General characteristics
- Class & type: Eclipse-class protected cruiser
- Displacement: 5,600 long tons (5,690 t)
- Length: 350 ft (106.7 m)
- Beam: 53 ft 6 in (16.3 m)
- Draught: 20 ft 6 in (6.25 m)
- Installed power: 9,600 ihp (7,200 kW); 8 cylindrical boilers;
- Propulsion: 2 shafts, 2 Inverted triple-expansion steam engines
- Speed: 18.5 knots (34.3 km/h; 21.3 mph)
- Complement: 450
- Armament: As built:; 5 × QF 6-inch (152 mm) guns; 6 × QF 4.7-inch (120 mm) guns; 6 × 3-pounder QF guns; 3 × 18-inch torpedo tubes; After 1905:; 11 × six-inch QF guns; 9 × 76 mm (3.0 in) QF guns; 7 × 3-pounder QF guns; 3 × 18-inch torpedo tubes;
- Armour: Gun shields: 3 in (76 mm); Engine hatch: 6 in (152 mm); Decks: 1.5–3 in (38–76 mm); Conning tower: 6 in (152 mm);

= HMS Dido (1896) =

Eclipse-class cruiser

HMS Dido was an protected cruiser built for the Royal Navy in the mid-1890s.

==Design==
Eclipse-class second-class protected cruisers were preceded by the shorter Astraea-class cruisers. Dido had a displacement of 5600 LT when at normal load. It had a total length of 373 ft, a beam of 53 ft 6 in, a metacentric height of around 3 m, and a draught of 20 ft 6 in. It was powered by two inverted triple-expansion steam engines which used steam from eight cylindrical boilers. Using normal draught, the boilers were intended to provide the engines with enough steam to generate 8000 ihp and to reach a speed of 18.5 kn; using forced draft, the equivalent figures were 9600 ihp and a speed of 19.5 kn. Eclipse-class cruisers carried a maximum of 1075 LT of coal and achieved maximum speed of 20 kn in sea trials.

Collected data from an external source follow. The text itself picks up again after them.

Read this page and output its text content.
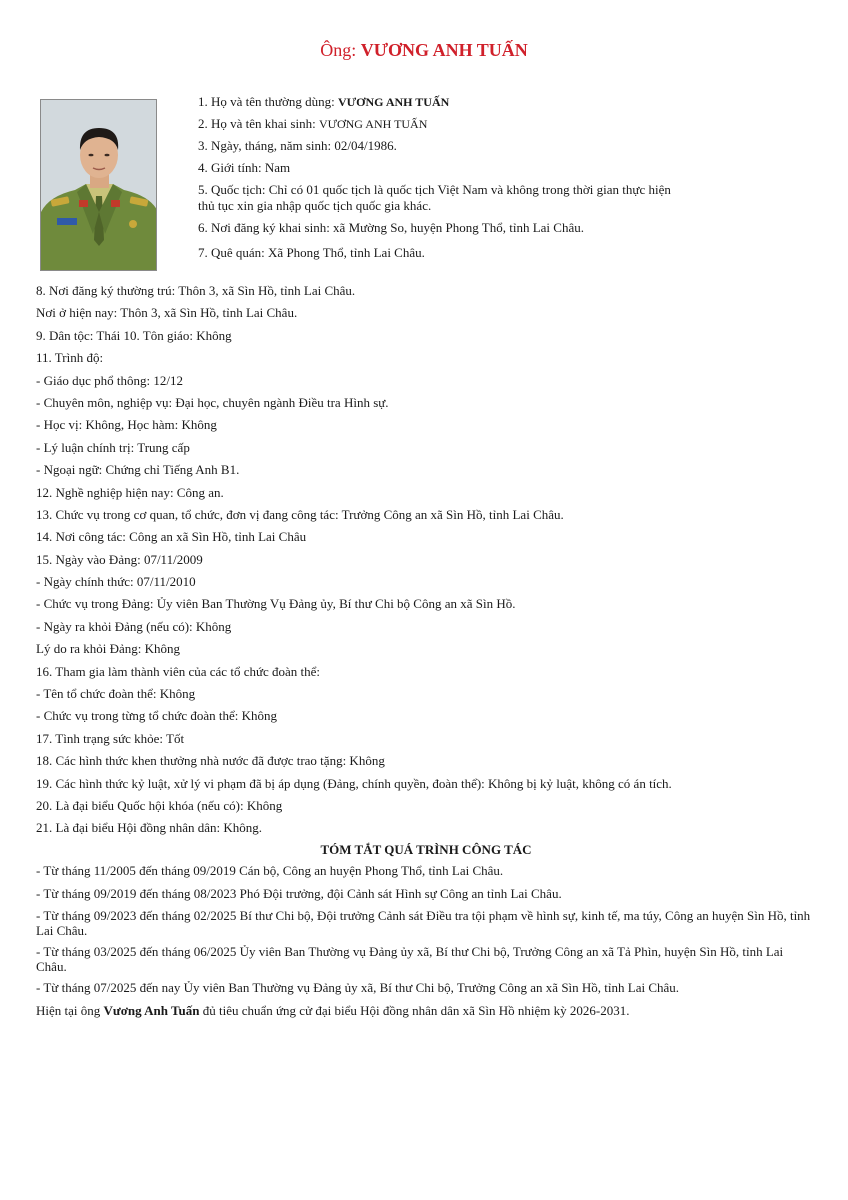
Ông: VƯƠNG ANH TUẤN
1. Họ và tên thường dùng: VƯƠNG ANH TUẤN
2. Họ và tên khai sinh: VƯƠNG ANH TUẤN
3. Ngày, tháng, năm sinh: 02/04/1986.
4. Giới tính: Nam
5. Quốc tịch: Chỉ có 01 quốc tịch là quốc tịch Việt Nam và không trong thời gian thực hiện
thủ tục xin gia nhập quốc tịch quốc gia khác.
6. Nơi đăng ký khai sinh: xã Mường So, huyện Phong Thổ, tỉnh Lai Châu.
7. Quê quán: Xã Phong Thổ, tỉnh Lai Châu.
8. Nơi đăng ký thường trú: Thôn 3, xã Sìn Hồ, tỉnh Lai Châu.
Nơi ở hiện nay: Thôn 3, xã Sìn Hồ, tỉnh Lai Châu.
9. Dân tộc: Thái 10. Tôn giáo: Không
11. Trình độ:
- Giáo dục phổ thông: 12/12
- Chuyên môn, nghiệp vụ: Đại học, chuyên ngành Điều tra Hình sự.
- Học vị: Không, Học hàm: Không
- Lý luận chính trị: Trung cấp
- Ngoại ngữ: Chứng chỉ Tiếng Anh B1.
12. Nghề nghiệp hiện nay: Công an.
13. Chức vụ trong cơ quan, tổ chức, đơn vị đang công tác: Trưởng Công an xã Sìn Hồ, tỉnh Lai Châu.
14. Nơi công tác: Công an xã Sìn Hồ, tỉnh Lai Châu
15. Ngày vào Đảng: 07/11/2009
- Ngày chính thức: 07/11/2010
- Chức vụ trong Đảng: Ủy viên Ban Thường Vụ Đảng ủy, Bí thư Chi bộ Công an xã Sìn Hồ.
- Ngày ra khỏi Đảng (nếu có): Không
Lý do ra khỏi Đảng: Không
16. Tham gia làm thành viên của các tổ chức đoàn thể:
- Tên tổ chức đoàn thể: Không
- Chức vụ trong từng tổ chức đoàn thể: Không
17. Tình trạng sức khỏe: Tốt
18. Các hình thức khen thưởng nhà nước đã được trao tặng: Không
19. Các hình thức kỷ luật, xử lý vi phạm đã bị áp dụng (Đảng, chính quyền, đoàn thể): Không bị kỷ luật, không có án tích.
20. Là đại biểu Quốc hội khóa (nếu có): Không
21. Là đại biểu Hội đồng nhân dân: Không.
TÓM TẮT QUÁ TRÌNH CÔNG TÁC
- Từ tháng 11/2005 đến tháng 09/2019 Cán bộ, Công an huyện Phong Thổ, tỉnh Lai Châu.
- Từ tháng 09/2019 đến tháng 08/2023 Phó Đội trưởng, đội Cảnh sát Hình sự Công an tỉnh Lai Châu.
- Từ tháng 09/2023 đến tháng 02/2025 Bí thư Chi bộ, Đội trưởng Cảnh sát Điều tra tội phạm về hình sự, kinh tế, ma túy, Công an huyện Sìn Hồ, tỉnh Lai Châu.
- Từ tháng 03/2025 đến tháng 06/2025 Ủy viên Ban Thường vụ Đảng ủy xã, Bí thư Chi bộ, Trưởng Công an xã Tả Phìn, huyện Sìn Hồ, tỉnh Lai Châu.
- Từ tháng 07/2025 đến nay Ủy viên Ban Thường vụ Đảng ủy xã, Bí thư Chi bộ, Trưởng Công an xã Sìn Hồ, tỉnh Lai Châu.
Hiện tại ông Vương Anh Tuấn đủ tiêu chuẩn ứng cử đại biểu Hội đồng nhân dân xã Sìn Hồ nhiệm kỳ 2026-2031.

It carried five 40-calibre 6 in quick-firing (QF) guns in single mounts protected by gun shields. One gun was mounted on the forecastle, two on the quarterdeck and one pair was abreast the bridge. They fired 100 lb shells at a muzzle velocity of 2205 ft/s. The secondary armament consisted of six 40-calibre 4.7 in guns; three on each broadside. Their 45 lb shells were fired at a muzzle velocity of 2125 ft/s. It was fitted with three 18-inch torpedo tubes, one submerged tube on each broadside and one above water in the stern. Its ammunition supply consisted of 200 six-inch rounds per gun, 250 shells for each 4.7-inch gun, 300 rounds per gun for the 76 mms and 500 for each three-pounder. Dido had ten torpedoes, presumably four for each broadside tube and two for the stern tube.

==Construction==
Dido was laid down at London and Glasgow Shipbuilding Company's Govan, Glasgow shipyard on 30 August 1894. An initial attempt to launch the ship on 18 March 1896 proved unsuccessful, with the ship sticking on the slipway, but a second attempt on 20 March proved successful, with the ship being completed on 10 May 1898, at a cost of £252,278.

==Operational history==
While serving in the Mediterranean she cruised Greek waters in March 1900. She was later posted to the China Station. In October 1901 she left Hong Kong homebound, arriving at Sheerness 14 December. She paid off at Chatham on 11 January 1902 and was placed in the Fleet Reserve as an emergency ship.

It was more than a year until she was commissioned again in February 1903 with the crew of HMS Galatea, succeeding her as coast guard ship at Humber district based at Hull.

She received a Le Cheminant chronometer from the Royal Observatory on 17 March 1916.